習い事などにも同じことがいえます。発達相談に来られる親御さんには、「多様な経験をさせたほうがいいから、いろいろな習い事を試してみるといいですよ」とお伝えしているのですが、「途中でやめないほうがいいですよね」とか、「上級クラスになるまで続けさせます」とおっしゃる親御さんが多いのです。

 せっかく習うのですから、上達してほしいと思われる気持ちはわかります。でも、そのような遠大な目標を掲げると、子どもとのガマン勝負になってしまうのです。ですから、「1年間は続けなさい」とか「クロールができるようになるまでがんばりなさい」というような条件設定はやめましょう。

習い事はいろんな体験を通じて
子どもが好きなことを見つける機会

 いろいろな習い事を試すのは、あくまでも幅広い体験を通じて、子どもの好きなことを見つけるのが目的です。バイオリンを習ったからといって、バイオリニストを目指さなければならないというわけではありません。本人が「嫌」と言ったら、さっさとやめさせましょう。

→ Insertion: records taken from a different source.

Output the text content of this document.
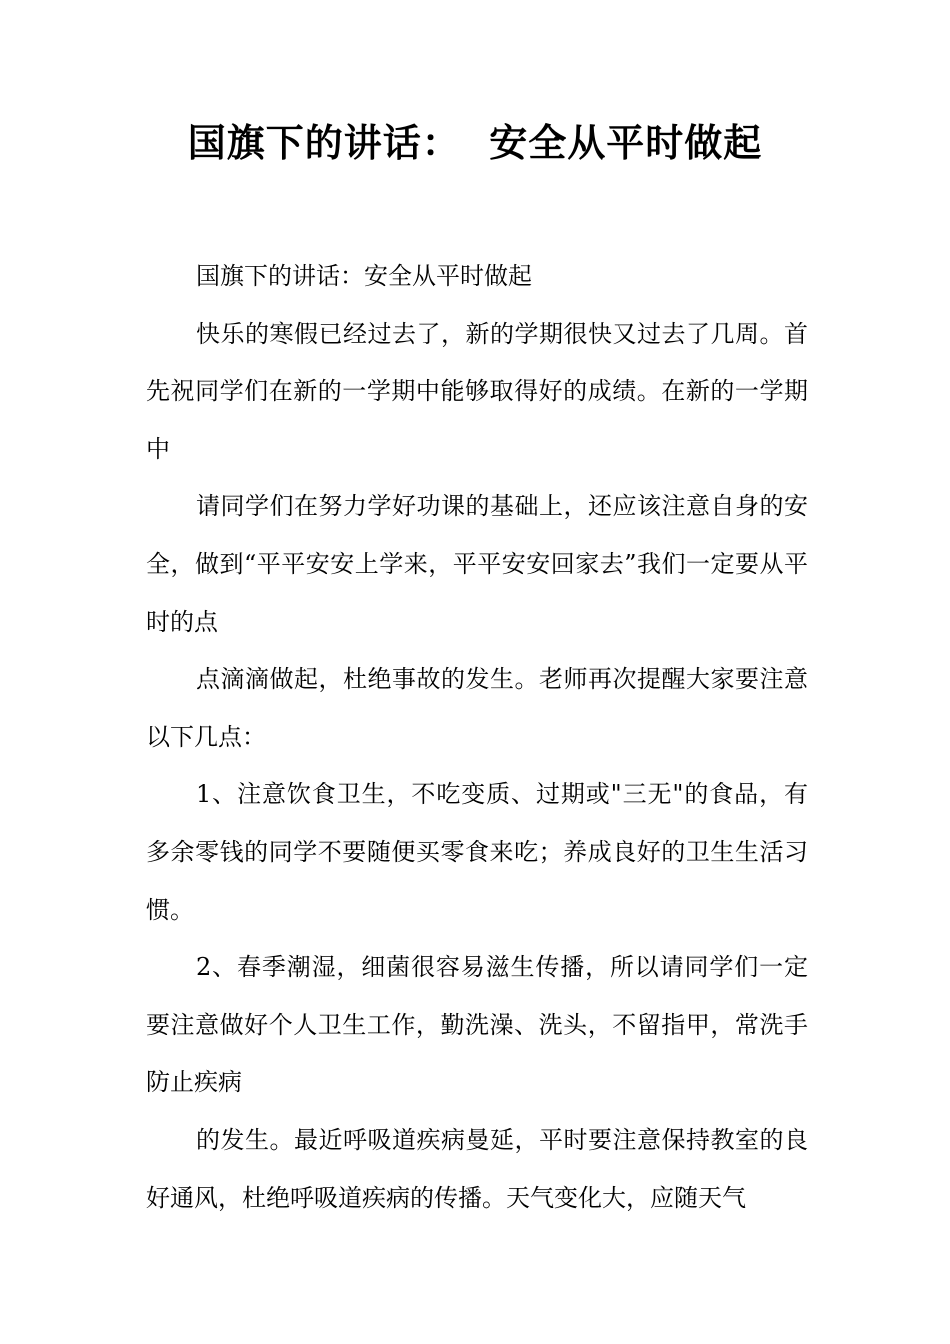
国旗下的讲话：  安全从平时做起

国旗下的讲话：安全从平时做起

快乐的寒假已经过去了，新的学期很快又过去了几周。首先祝同学们在新的一学期中能够取得好的成绩。在新的一学期中

请同学们在努力学好功课的基础上，还应该注意自身的安全，做到“平平安安上学来，平平安安回家去”我们一定要从平时的点

点滴滴做起，杜绝事故的发生。老师再次提醒大家要注意以下几点：

1、注意饮食卫生，不吃变质、过期或"三无"的食品，有多余零钱的同学不要随便买零食来吃；养成良好的卫生生活习惯。

2、春季潮湿，细菌很容易滋生传播，所以请同学们一定要注意做好个人卫生工作，勤洗澡、洗头，不留指甲，常洗手防止疾病

的发生。最近呼吸道疾病曼延，平时要注意保持教室的良好通风，杜绝呼吸道疾病的传播。天气变化大，应随天气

□そろばん教室に行ってみた→そろばんに触れることができてよかった
□プール教室に1カ月通ってみた→水に顔をつけられるようになってよかった
□バスケットボール体験に行ってみた→ドリブルができるようになってよかった

 このように、ほんの小さな一歩でも大きな進歩なのです。

 すぐにやめてもいいんです。あれもこれもやったけれど身につかない、と嘆く必要はありません。

 そのときは嫌がってやめたとしても、あとになって「あ!これ、やったことある」と思えることで、興味を持つケースも多々あるのですから。

 ですから、なにひとつムダにはなりません。試してみただけの価値がある、貴重な経験ができた、とポジティブに考えてください。

 以前、読み書きが苦手でなかなか学校に行けないお子さんがいました。ところが親御さんがいろいろと試させるなかで、パソコンにハマり、プログラミング教室に通いはじめると、水を得た魚のようにいきいきと生活するようになったのです。